Durch die eigene Berührungsangst tun sich Eltern in der Tat häufig schwer, mit ihren Kindern über Themen wie Tod und Sterben zu sprechen. Trotzdem rät Systemtherapeutin Karin Barta, dass Kinder - egal in welchem Alter - auf jeden Fall bei Beerdigungen dabei sein sollen. Dem Einwand, dass es Eltern ja nur gut meinen, wenn sie den Kindern diesen traurigen Anlass ersparen wollen, begegnet sie kritisch: «Man will es sich nur selber ersparen.» Sinnvoll sei, wenn Kinder die Beerdigung eines geliebten Menschen mitgestalten könnten, indem sie dem Toten ein Gedicht, eine Zeichnung oder einen Gegenstand mit ins Grab geben.
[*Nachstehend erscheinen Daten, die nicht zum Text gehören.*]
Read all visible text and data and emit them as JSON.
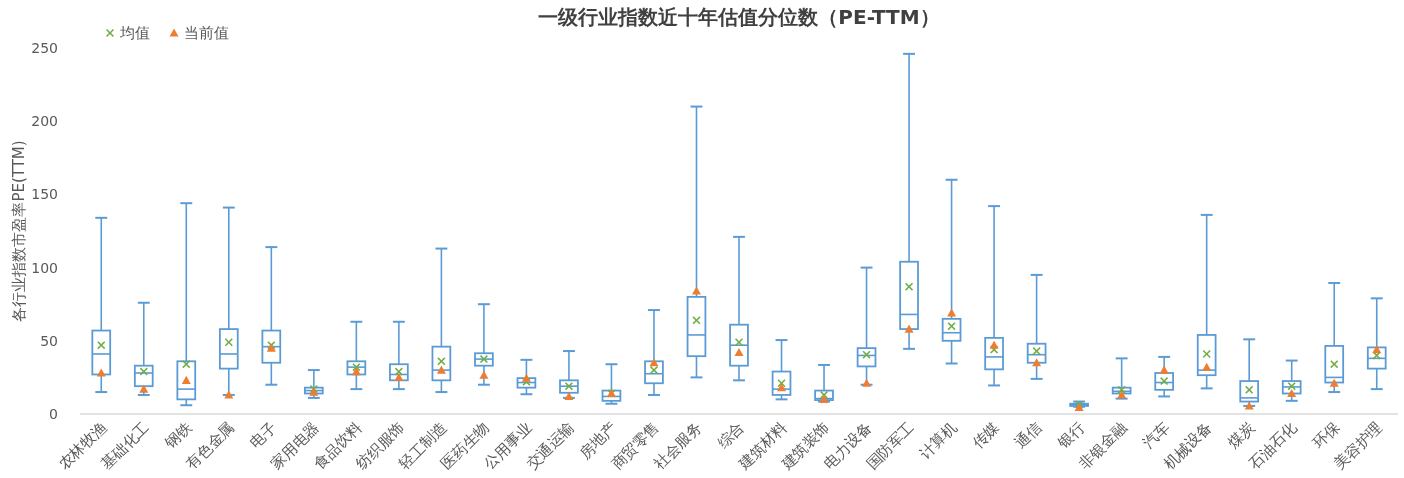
{
  "chart_data": {
    "type": "box",
    "title": "一级行业指数近十年估值分位数（PE-TTM）",
    "ylabel": "各行业指数市盈率PE(TTM)",
    "categories": [
      "农林牧渔",
      "基础化工",
      "钢铁",
      "有色金属",
      "电子",
      "家用电器",
      "食品饮料",
      "纺织服饰",
      "轻工制造",
      "医药生物",
      "公用事业",
      "交通运输",
      "房地产",
      "商贸零售",
      "社会服务",
      "综合",
      "建筑材料",
      "建筑装饰",
      "电力设备",
      "国防军工",
      "计算机",
      "传媒",
      "通信",
      "银行",
      "非银金融",
      "汽车",
      "机械设备",
      "煤炭",
      "石油石化",
      "环保",
      "美容护理"
    ],
    "color": "#5b9bd5",
    "boxes": [
      {
        "low": 15,
        "q1": 27,
        "median": 41,
        "q3": 57,
        "high": 134
      },
      {
        "low": 13,
        "q1": 19,
        "median": 28,
        "q3": 33,
        "high": 76
      },
      {
        "low": 6,
        "q1": 10,
        "median": 17,
        "q3": 36,
        "high": 144
      },
      {
        "low": 13,
        "q1": 31,
        "median": 41,
        "q3": 58,
        "high": 141
      },
      {
        "low": 20,
        "q1": 35,
        "median": 46,
        "q3": 57,
        "high": 114
      },
      {
        "low": 11,
        "q1": 14,
        "median": 16,
        "q3": 18,
        "high": 30
      },
      {
        "low": 17,
        "q1": 27,
        "median": 32,
        "q3": 36,
        "high": 63
      },
      {
        "low": 17,
        "q1": 23,
        "median": 27,
        "q3": 34,
        "high": 63
      },
      {
        "low": 15,
        "q1": 23,
        "median": 30,
        "q3": 46,
        "high": 113
      },
      {
        "low": 20,
        "q1": 33,
        "median": 37.5,
        "q3": 41.5,
        "high": 75
      },
      {
        "low": 13.5,
        "q1": 18,
        "median": 21.5,
        "q3": 24.5,
        "high": 37
      },
      {
        "low": 11,
        "q1": 14.5,
        "median": 19,
        "q3": 23,
        "high": 43
      },
      {
        "low": 7,
        "q1": 9,
        "median": 12,
        "q3": 16,
        "high": 34
      },
      {
        "low": 13,
        "q1": 21,
        "median": 27.5,
        "q3": 36,
        "high": 71
      },
      {
        "low": 25,
        "q1": 39.5,
        "median": 54,
        "q3": 80,
        "high": 210
      },
      {
        "low": 23,
        "q1": 33,
        "median": 47,
        "q3": 61,
        "high": 121
      },
      {
        "low": 10,
        "q1": 13,
        "median": 17,
        "q3": 29,
        "high": 50.5
      },
      {
        "low": 8.5,
        "q1": 9.5,
        "median": 10.5,
        "q3": 16,
        "high": 33.5
      },
      {
        "low": 20,
        "q1": 32.5,
        "median": 40,
        "q3": 45,
        "high": 100
      },
      {
        "low": 44.5,
        "q1": 58,
        "median": 68,
        "q3": 104,
        "high": 246
      },
      {
        "low": 34.5,
        "q1": 50,
        "median": 55.5,
        "q3": 65,
        "high": 160
      },
      {
        "low": 19.5,
        "q1": 30.5,
        "median": 39,
        "q3": 52,
        "high": 142
      },
      {
        "low": 24,
        "q1": 35,
        "median": 40.5,
        "q3": 48,
        "high": 95
      },
      {
        "low": 5,
        "q1": 5.5,
        "median": 6.5,
        "q3": 7,
        "high": 8.5
      },
      {
        "low": 10.5,
        "q1": 14,
        "median": 15.5,
        "q3": 18,
        "high": 38
      },
      {
        "low": 12,
        "q1": 16.5,
        "median": 21.5,
        "q3": 28,
        "high": 39
      },
      {
        "low": 17.5,
        "q1": 26.5,
        "median": 30,
        "q3": 54,
        "high": 136
      },
      {
        "low": 5.5,
        "q1": 8.5,
        "median": 11,
        "q3": 22.5,
        "high": 51
      },
      {
        "low": 9,
        "q1": 14,
        "median": 18.5,
        "q3": 22.5,
        "high": 36.5
      },
      {
        "low": 15,
        "q1": 21.5,
        "median": 25,
        "q3": 46.5,
        "high": 89.5
      },
      {
        "low": 17,
        "q1": 31,
        "median": 38,
        "q3": 45.5,
        "high": 79
      }
    ],
    "series": [
      {
        "name": "均值",
        "type": "scatter",
        "marker": "cross",
        "color": "#70ad47",
        "x": [
          "农林牧渔",
          "基础化工",
          "钢铁",
          "有色金属",
          "电子",
          "家用电器",
          "食品饮料",
          "纺织服饰",
          "轻工制造",
          "医药生物",
          "公用事业",
          "交通运输",
          "房地产",
          "商贸零售",
          "社会服务",
          "综合",
          "建筑材料",
          "建筑装饰",
          "电力设备",
          "国防军工",
          "计算机",
          "传媒",
          "通信",
          "银行",
          "非银金融",
          "汽车",
          "机械设备",
          "煤炭",
          "石油石化",
          "环保",
          "美容护理"
        ],
        "values": [
          47,
          29,
          34,
          49,
          47,
          17,
          32,
          29,
          36,
          37.5,
          22,
          19,
          14,
          30,
          64,
          49,
          21,
          13,
          40.5,
          87,
          60,
          44,
          43,
          6.5,
          16.5,
          22.5,
          41,
          16.5,
          19,
          34,
          40
        ]
      },
      {
        "name": "当前值",
        "type": "scatter",
        "marker": "triangle",
        "color": "#ed7d31",
        "x": [
          "农林牧渔",
          "基础化工",
          "钢铁",
          "有色金属",
          "电子",
          "家用电器",
          "食品饮料",
          "纺织服饰",
          "轻工制造",
          "医药生物",
          "公用事业",
          "交通运输",
          "房地产",
          "商贸零售",
          "社会服务",
          "综合",
          "建筑材料",
          "建筑装饰",
          "电力设备",
          "国防军工",
          "计算机",
          "传媒",
          "通信",
          "银行",
          "非银金融",
          "汽车",
          "机械设备",
          "煤炭",
          "石油石化",
          "环保",
          "美容护理"
        ],
        "values": [
          28,
          17,
          23,
          13,
          45,
          15,
          29,
          25,
          30,
          26.5,
          24.5,
          12,
          14,
          35,
          84,
          42,
          18,
          10,
          21,
          58,
          69,
          47,
          35,
          4.5,
          13,
          30,
          32,
          5.5,
          14,
          21,
          44
        ]
      }
    ],
    "ylim": [
      0,
      250
    ],
    "yticks": [
      0,
      50,
      100,
      150,
      200,
      250
    ],
    "grid": false,
    "legend": "top left"
  }
}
Viele möchten kleine Aufgaben übernehmen, wie beispielsweise Blumenschmuck aussuchen oder Gäste begrüssen.

Jedes Kind trauert anders, denn es gibt keine normierte Trauer: «Es gibt nur falsche Vorstellungen von Erwachsenen, wie Trauernde sein müssen», sagt die Systemtherapeutin. Trauer könne sich in Tränen, aber auch in Wut, Aggression, Schweigen oder Überaktivität äussern. Sie macht die Erfahrung, dass selbst Kleinkinder auf den Verlust eines geliebten Menschen reagieren, obwohl sie diesen noch nicht kognitiv erfassen können. Ältere Kinder wollen wissen, warum jemand gestorben ist. Doch weil auch die Eltern oftmals die medizinischen Befunde nicht verstehen und nach religiösen oder philosophischen Antworten suchen, ist ein «Ich weiss es nicht, aber ich hoffe und glaube, dass es so und so ist» für Kinder sehr hilfreich. Ebenso die Antwort: «Was glaubst du?»
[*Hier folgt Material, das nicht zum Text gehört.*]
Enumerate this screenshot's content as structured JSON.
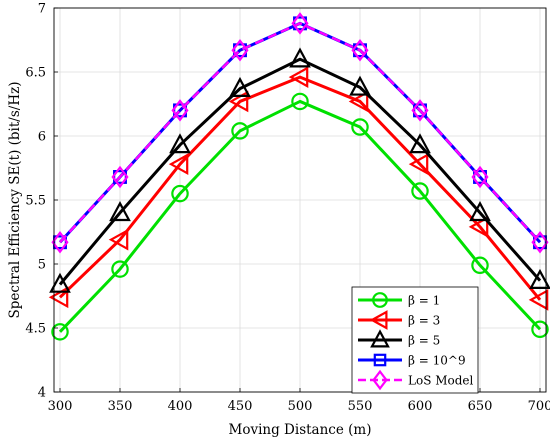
{
  "chart_data": {
    "type": "line",
    "xlabel": "Moving Distance (m)",
    "ylabel": "Spectral Efficiency SE(t) (bit/s/Hz)",
    "x": [
      300,
      350,
      400,
      450,
      500,
      550,
      600,
      650,
      700
    ],
    "xlim": [
      295,
      705
    ],
    "ylim": [
      4,
      7
    ],
    "xticks": [
      "300",
      "350",
      "400",
      "450",
      "500",
      "550",
      "600",
      "650",
      "700"
    ],
    "yticks": [
      "4",
      "4.5",
      "5",
      "5.5",
      "6",
      "6.5",
      "7"
    ],
    "grid": true,
    "legend_position": "lower-right",
    "series": [
      {
        "name": "β = 1",
        "color": "#00e000",
        "marker": "circle",
        "dashed": false,
        "values": [
          4.47,
          4.96,
          5.55,
          6.04,
          6.27,
          6.07,
          5.57,
          4.99,
          4.49
        ]
      },
      {
        "name": "β = 3",
        "color": "#ff0000",
        "marker": "triangle-left",
        "dashed": false,
        "values": [
          4.74,
          5.19,
          5.78,
          6.27,
          6.46,
          6.27,
          5.78,
          5.29,
          4.72
        ]
      },
      {
        "name": "β = 5",
        "color": "#000000",
        "marker": "triangle-up",
        "dashed": false,
        "values": [
          4.84,
          5.4,
          5.93,
          6.37,
          6.6,
          6.38,
          5.93,
          5.4,
          4.87
        ]
      },
      {
        "name": "β = 10^9",
        "color": "#0000ff",
        "marker": "square",
        "dashed": false,
        "values": [
          5.17,
          5.68,
          6.2,
          6.67,
          6.88,
          6.67,
          6.2,
          5.68,
          5.17
        ]
      },
      {
        "name": "LoS Model",
        "color": "#ff00ff",
        "marker": "diamond",
        "dashed": true,
        "values": [
          5.17,
          5.68,
          6.2,
          6.67,
          6.88,
          6.67,
          6.2,
          5.68,
          5.17
        ]
      }
    ]
  }
}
«Das, was ist, hat seine Richtigkeit», sagt Karin Barta. Diese Sichtweise helfe, den Tod, die Trauer und den Verlust anzunehmen. Sie rät davon ab, die Kinder von diesem Prozess auszuschliessen. «Viele Eltern machen aber genau das, weil sie die Kinder schonen und schützen wollen - und übergehen damit die Empfindungen der Kleinen.» Wenn traurige Themen zum Tabu werden, ist jeder auf sich allein gestellt und einsam mit seinen Gefühlen. «Damit bringt man sich zudem um die Chance, von den Kindern zu lernen, denn diese sind sehr nahe an ihren Emotionen.» Gemeinsame Trauer und Gespräche mit Kindern können deshalb auch für Erwachsene sehr heilsam sein.
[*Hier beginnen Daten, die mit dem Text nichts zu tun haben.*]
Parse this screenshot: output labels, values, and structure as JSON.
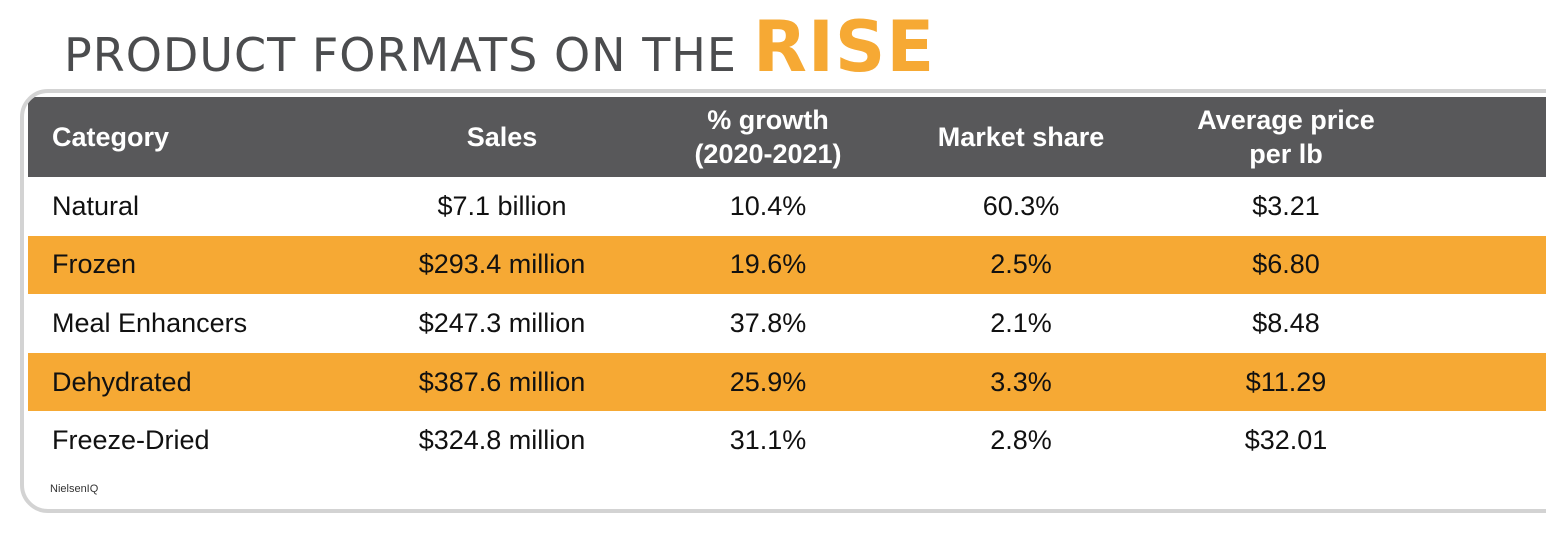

Wie Kinder trauern - und was sie brauchen

  • Kleinkinder:
    Die Endgültigkeit des Todes verstehen kleine Kinder noch nicht, aber sie nehmen die Trauer der Bezugspersonen wahr. Sie sind neugierig und stellen viele Fragen, auf die sie konkrete Antworten wollen: Etwa, dass der Tote nicht nur einfach weggegangen ist, sondern nie mehr zurückkommen wird.
  • Frühes Schulalter:
    In diesem Alter wissen die Kinder, dass die Zeit aus «vorher», «jetzt» und «später» besteht. Sie verstehen, dass der Tod eine endgültige Trennung ist, und fürchten sich davor. Oftmals sehen sie den Tod als Bestrafung, ängstigen sich und gehen kurze Zeit später wieder ausgelassen spielen, weil sie trotz allem dem Leben zugewandt sind.
  • Vorpubertät:
    Noch mehr als der Tod macht der eigene Schmerz Angst. Weil Gefühle schwer zu kontrollieren sind, wird der Schmerz verdrängt. Deshalb kann die Trauer der Erwachsenen mitunter aggressiv und trotzig machen. In diesem Alter müssen Kinder die Sicherheit haben, dass es weder falsche noch richtige Gefühle gibt - und dass man Kollegen treffen und ausgelassen sein darf, auch wenn die Eltern den Alltag kaum bewältigen können.
  • Jugendliche:
    Unbändige Lebenslust wird durch den Tod eines geliebten Menschen jäh unterbrochen und kann in Todessehnsucht und Suizidgedanken umschlagen. Die Erwachsenen dürfen nicht vergessen, dass sich die Teenager von den Eltern ablösen wollen. Wenn dies im ganzen Trauerprozess nicht akzeptiert wird, können bei den Teenagern massive Schuldgefühle entstehen.